Re: A question about the spin 2 particle.

[David Bowman <David_Bowman@GEORGETOWNCOLLEGE.EDU>]

Regarding  Bob Zannelli's question of 16 DEC 2000:

> Dear List Members.
>        As is well known in QM, a rotation in space for a fermion requires
> 720 degrees to restore the sign of the De Broglie amplitude. For a vector
> particle the sign is restored after 360 degree rotation.
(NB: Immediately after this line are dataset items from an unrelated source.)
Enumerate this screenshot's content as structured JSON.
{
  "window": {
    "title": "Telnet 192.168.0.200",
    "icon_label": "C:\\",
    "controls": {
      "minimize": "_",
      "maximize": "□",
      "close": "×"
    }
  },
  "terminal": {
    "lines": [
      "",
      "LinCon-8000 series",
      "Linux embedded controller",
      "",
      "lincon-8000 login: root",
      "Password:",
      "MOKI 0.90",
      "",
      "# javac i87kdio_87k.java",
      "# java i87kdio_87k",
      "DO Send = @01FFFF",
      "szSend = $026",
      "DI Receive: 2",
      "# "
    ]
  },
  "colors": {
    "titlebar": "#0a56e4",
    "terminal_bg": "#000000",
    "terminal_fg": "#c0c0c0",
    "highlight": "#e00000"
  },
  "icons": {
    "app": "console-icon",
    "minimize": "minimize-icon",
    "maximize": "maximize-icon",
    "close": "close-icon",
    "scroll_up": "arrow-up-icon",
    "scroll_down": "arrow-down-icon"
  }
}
Is it correct to say
> that for a spin 2 particle (Graviton) the sign is restored after 180 degrees
> and then again at 360 degrees?

In general the answer is *no*, a generic spin-2 state is not brought back
to itself under a 180 degree rotation.  But there are *some* 'special
case' spin-2 states that *do* have this property.  The way to find these
states is as follows:  First choose an axis about which we are going to
do our 180 degree rotation.  Consider this axis as the quantization axis
which defines a convenient basis for our relevant spin-2 subspace of our
Hilbert space.  Now expand the spin-2 state of interest as a
superposition of the 5 different m-value eigenstates of the diagonal
rotation generator (i.e. component of spin along our quantization axis)
that will be a convenient basis for us.  *If* our spin-2 state is made up
of only even-m value amplitudes (i.e. m = -2, 0, and/or +2) and has *no*
projection along the odd-m basis states (m = +/- 1), *then* a rotation of
this state about the chosen axis by 180 degrees will return the original
state to itself with a restored sign.  If the projection onto this
quantization basis has any nonzero amplitude for any of the odd-m values
then our state must be rotated by a full 360 degrees to restore it to its
original value.

>        Any help on this would be appreciated.

I hope this helps.

David Bowman
David_Bowman@georgetowncollege.edu